直接防護力
出典: フリー百科事典『ウィキペディア(Wikipedia)』 (2022/05/17 10:12 UTC 版)
防護力に関しては、新たに開発した複合装甲を使用している。また複合装甲以外の防弾鋼板も「結晶粒微細化鋼板」と呼ばれる鋼板が採用されている。この鋼板は多結晶体である鋼板内の結晶粒を微細化することで、結晶粒界の面積を増大させて敵弾による応力を分散させている。また粒界面積の増大は粒界に偏在する不純元素の濃度を薄め、敵弾命中によるへき開型の亀裂伝播を粒界が阻止する効果がある。これにより防御力を維持したまま軽量化を図っている。 2006年に公表された防衛省技術研究本部のウェブサイト内の資料である「公共調達の適正化について(平成18年8月25日付財計第2017号)に基づく随意契約に係る情報の公表(物品役務等)」には、岐阜県の神岡出張所にて実施される正面要部耐弾性試験に関する内容が記載されている。これによると新型試作砲である120mm架台砲IV型、そして新型試作砲弾である徹甲弾IV型を用いること、それらを用いた射距離250メートルの射撃により砲塔正面左右および防楯、車体正面モジュール型装甲の耐弾性評価を実施するとされる。 列国の軍隊の現存する様々な砲弾に対して全て抗堪できる優れた防護能力を持っている。 炭素繊維やセラミックスの装甲板への使用や、小型化などにより全備重量は90式より約12%ほど軽量になったとされる。

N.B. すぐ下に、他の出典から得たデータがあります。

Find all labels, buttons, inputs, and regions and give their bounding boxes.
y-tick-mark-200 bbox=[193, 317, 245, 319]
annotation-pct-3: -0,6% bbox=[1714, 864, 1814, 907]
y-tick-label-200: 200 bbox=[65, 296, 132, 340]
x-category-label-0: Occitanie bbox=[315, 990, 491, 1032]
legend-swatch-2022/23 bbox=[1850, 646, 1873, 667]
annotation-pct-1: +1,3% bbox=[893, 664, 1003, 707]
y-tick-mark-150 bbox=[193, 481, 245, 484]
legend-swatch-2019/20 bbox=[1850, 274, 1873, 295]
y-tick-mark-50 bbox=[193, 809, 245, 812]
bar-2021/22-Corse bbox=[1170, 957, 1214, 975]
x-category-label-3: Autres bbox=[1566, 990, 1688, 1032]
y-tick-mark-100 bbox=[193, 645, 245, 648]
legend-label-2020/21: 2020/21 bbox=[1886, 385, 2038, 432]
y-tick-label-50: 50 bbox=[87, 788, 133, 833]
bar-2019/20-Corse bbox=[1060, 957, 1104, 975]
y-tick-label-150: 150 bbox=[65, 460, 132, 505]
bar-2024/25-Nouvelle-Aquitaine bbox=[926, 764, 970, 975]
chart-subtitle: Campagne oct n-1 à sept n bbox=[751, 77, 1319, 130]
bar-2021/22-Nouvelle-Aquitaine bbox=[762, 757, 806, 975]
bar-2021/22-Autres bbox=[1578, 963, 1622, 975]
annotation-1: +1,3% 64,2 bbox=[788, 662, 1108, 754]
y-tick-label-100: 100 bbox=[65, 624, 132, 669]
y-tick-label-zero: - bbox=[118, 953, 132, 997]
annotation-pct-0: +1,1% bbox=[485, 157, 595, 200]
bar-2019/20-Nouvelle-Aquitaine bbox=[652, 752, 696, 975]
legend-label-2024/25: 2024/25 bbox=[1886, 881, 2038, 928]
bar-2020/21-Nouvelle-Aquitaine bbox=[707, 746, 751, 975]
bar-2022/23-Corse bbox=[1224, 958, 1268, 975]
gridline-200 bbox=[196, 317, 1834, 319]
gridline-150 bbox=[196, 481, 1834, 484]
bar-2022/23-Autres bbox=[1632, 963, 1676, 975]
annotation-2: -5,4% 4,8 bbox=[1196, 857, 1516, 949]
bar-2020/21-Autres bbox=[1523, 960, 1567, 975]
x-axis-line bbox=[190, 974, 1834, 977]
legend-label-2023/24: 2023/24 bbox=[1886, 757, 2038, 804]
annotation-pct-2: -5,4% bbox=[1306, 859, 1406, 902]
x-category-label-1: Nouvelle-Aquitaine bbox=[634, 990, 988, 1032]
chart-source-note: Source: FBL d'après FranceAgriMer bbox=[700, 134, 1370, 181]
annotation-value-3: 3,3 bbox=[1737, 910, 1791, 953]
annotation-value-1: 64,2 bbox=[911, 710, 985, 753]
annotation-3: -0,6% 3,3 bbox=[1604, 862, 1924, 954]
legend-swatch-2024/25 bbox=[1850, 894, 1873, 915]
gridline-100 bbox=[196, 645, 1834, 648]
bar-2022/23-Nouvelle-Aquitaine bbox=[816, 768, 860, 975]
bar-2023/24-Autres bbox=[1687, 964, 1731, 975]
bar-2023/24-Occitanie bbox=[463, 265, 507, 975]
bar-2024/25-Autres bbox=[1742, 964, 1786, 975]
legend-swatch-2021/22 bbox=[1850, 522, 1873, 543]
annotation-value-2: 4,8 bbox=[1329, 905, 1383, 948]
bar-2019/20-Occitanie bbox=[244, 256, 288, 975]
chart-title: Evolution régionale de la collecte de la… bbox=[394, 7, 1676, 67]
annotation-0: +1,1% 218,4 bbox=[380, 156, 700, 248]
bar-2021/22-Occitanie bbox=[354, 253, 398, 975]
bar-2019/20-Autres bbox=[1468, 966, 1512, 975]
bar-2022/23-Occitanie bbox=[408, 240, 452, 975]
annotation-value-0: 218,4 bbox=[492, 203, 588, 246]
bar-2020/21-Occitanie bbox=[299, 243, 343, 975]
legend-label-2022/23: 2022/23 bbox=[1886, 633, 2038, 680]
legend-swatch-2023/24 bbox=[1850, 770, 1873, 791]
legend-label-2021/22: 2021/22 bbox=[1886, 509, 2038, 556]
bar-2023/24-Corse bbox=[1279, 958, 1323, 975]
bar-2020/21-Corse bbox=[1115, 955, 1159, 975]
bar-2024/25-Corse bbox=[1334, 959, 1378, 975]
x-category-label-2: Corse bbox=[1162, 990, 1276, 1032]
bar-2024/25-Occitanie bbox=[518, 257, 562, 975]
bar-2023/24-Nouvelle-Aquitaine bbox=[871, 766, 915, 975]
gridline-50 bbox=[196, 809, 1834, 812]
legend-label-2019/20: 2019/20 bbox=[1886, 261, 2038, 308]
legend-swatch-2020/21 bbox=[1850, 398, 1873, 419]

しかし複合装甲だけに限って見れば砲塔車体共に90式より重量が増しており、特に車体は二倍以上の重量がある。これはチャレンジャー2戦車がイラクで撃破された戦訓を取り入れたものと考えられている。 正面要部(砲塔・車体正面)には90式と同じく複合装甲が組み込まれており、90式は内装式モジュール装甲であると言われているが10式戦車の場合は砲塔正面、車体正面とも外装式モジュール装甲と報じられている。装甲板は取り外し可能なので、任務の性質や重量制限などに応じて、装甲の程度を選択できる自由度を持つ。 耐弾試験では155㎜砲弾の弾片、至近距離からの35ミリ機関砲による側面掃射、対戦車ロケット弾による側面攻撃、また付加装甲を装着してのトップアタック対戦車ミサイルによる攻撃にも全て抗堪し非常に優秀な防護力を保有している事がうかがえる 正面要部には、複数本のボルトで固定された装甲板が確認できる。砲塔部の装甲板は先端が楔形であり空間装甲としての効果などがあると考えられている。また、操縦士用ハッチ上方の一部の部分は内側に引き込まれる形で垂直になっており、この垂直部分を隔てた更に奥に複合装甲からなる主装甲が存在する。車体部の装甲板の内側には前照灯が確認できる。砲塔部・車体部どちらの装甲板も、90式のキャンバスカバーのように正面要部を覆うようにボルトで取り付けられている。 90式の防盾は正面投影面積が左右対称だったが、10式では直接照準眼鏡と連装銃のない側である防盾右半分の面積を小さくしている。 砲塔本体の両側面には分割式の増加装甲が装着されており、試験映像ではこれが取り外された状態で走行・射撃試験が行われている。この増加装甲は空間装甲と物入れを兼ねており、必要に応じて内部に装甲を追加するという見方がある。この根拠として、ニコニコ超会議2の会場への10式戦車の搬入は44トンの状態とされる側面や正面の増加装甲をつけた見た目のまま制限重量40トンの73式特大型セミトレーラで行われたことがあげられる。以上のことから通常外部に見えている正面や側面の増加装甲とされるものは増加装甲のカバーまたは物入れであり、10式戦車の44トンの状態の増加装甲は装甲カバーの内部に全く見えない形で装着される事がわかる。また、砲塔上面は二重構造で爆発反応装甲も追加できるとされているほか、砲塔と車体の側面には複数種類の増加装甲を装着可能とされているが最大限装甲を付加したとされる48トンの状態は一度も公開されたことがなくどのような外観になるかは不明である。